Perhaps as a result he found it hard to adjust to the profile.

"And I only realised it after I would do something that was incredibly arrogant or just dumb or self-destructive ... You don't know what your obligation is or who you are supposed to be in a certain situation because you've never been there before and all these people have expectations of you based on some character you are playing on a TV show that's filtered into their homes one hour a week. And they have a relationship with you, so they think you are someone who you are not. That can be odd.

"I've never had a stalker who's written their number in blood on my bathroom mirror," he adds.

Brody pipes up. "If they did I'd sleep with them. I figure, if they try that hard, if they can get into my house, it's only fair."

Of all the characters on The O.C, Brody's is the most pivotal. Schwartz wrote the part based on his own teenage experiences, which possibly explains why Seth gets the funniest lines.

Not that Brody, himself a wise-cracking smart-arse, necessarily thinks so.

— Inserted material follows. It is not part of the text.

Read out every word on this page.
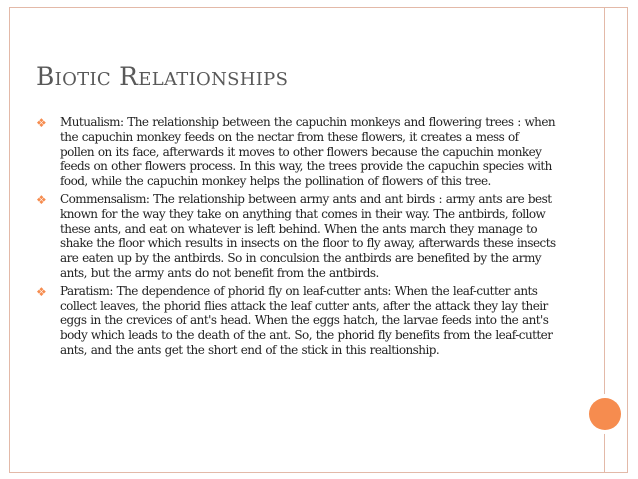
Biotic Relationships
❖ Mutualism: The relationship between the capuchin monkeys and flowering trees : when the capuchin monkey feeds on the nectar from these flowers, it creates a mess of pollen on its face, afterwards it moves to other flowers because the capuchin monkey feeds on other flowers process. In this way, the trees provide the capuchin species with food, while the capuchin monkey helps the pollination of flowers of this tree.
❖ Commensalism: The relationship between army ants and ant birds : army ants are best known for the way they take on anything that comes in their way. The antbirds, follow these ants, and eat on whatever is left behind. When the ants march they manage to shake the floor which results in insects on the floor to fly away, afterwards these insects are eaten up by the antbirds. So in conculsion the antbirds are benefited by the army ants, but the army ants do not benefit from the antbirds.
❖ Paratism: The dependence of phorid fly on leaf-cutter ants: When the leaf-cutter ants collect leaves, the phorid flies attack the leaf cutter ants, after the attack they lay their eggs in the crevices of ant's head. When the eggs hatch, the larvae feeds into the ant's body which leads to the death of the ant. So, the phorid fly benefits from the leaf-cutter ants, and the ants get the short end of the stick in this realtionship.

He explains that during a scene with Marissa, she had just told him her ex was downstairs. "And I said, 'Your ex? Well, part of the ABCs of the exes is to step aside for the I and the you.' That's an example of something that I thought was not so hilarious."

Ask him if he's concerned about being typecast, given the lacklustre careers of the 90210 stars, and he says that he now looks only for challenging roles, such as "albino dyslexic quadriplegics".

He's since played a small part in the upcoming feature film, Mr and Mrs Smith with Brad Pitt and Angelina Jolie.

Peter Gallagher, who plays Seth's dad, Sandy Cohen, has had his own brushes with fame in the past - sex, lies and videotape and American Beauty are among his many films - and knows what the younger cast members are going through.

"Success like this is toxic," he says. "If it doesn't kill you, it's a miracle. And I think all the kids are really smart and fortunately they are all interested in doing good work and having good careers. But you know, it's really like watching your own kids grow up.

"I just hope when every season begins they come back in one piece, and I still love seeing them all on the set. I don't always hear about what goes on outside and I can see the stresses or the strains but they're good kids and smart. And they want it. So if anybody can survive it, they can."

But what of the real stars of The O.C.? Melinda Clarke, who plays Marissa's bitchy gold-digging mother, Julie Cooper-Nichol, the only member of the cast who actually grew up in Orange County, says after reading the script she wondered if it might be insulting to the people it's sending up.

"I grew up in Dana Point, which is just south of Newport Beach, and within all of that area, these coastal towns, there are these elite, wealthy people living in a bubble. It's not the world I grew up in ... I just didn't live in those circles.

"Since I've been doing this show I've done some charity events and I've been in the room with literally all of the money of Orange County. I've had people actually say, 'It's just like our lives - you guys just need to drink more'."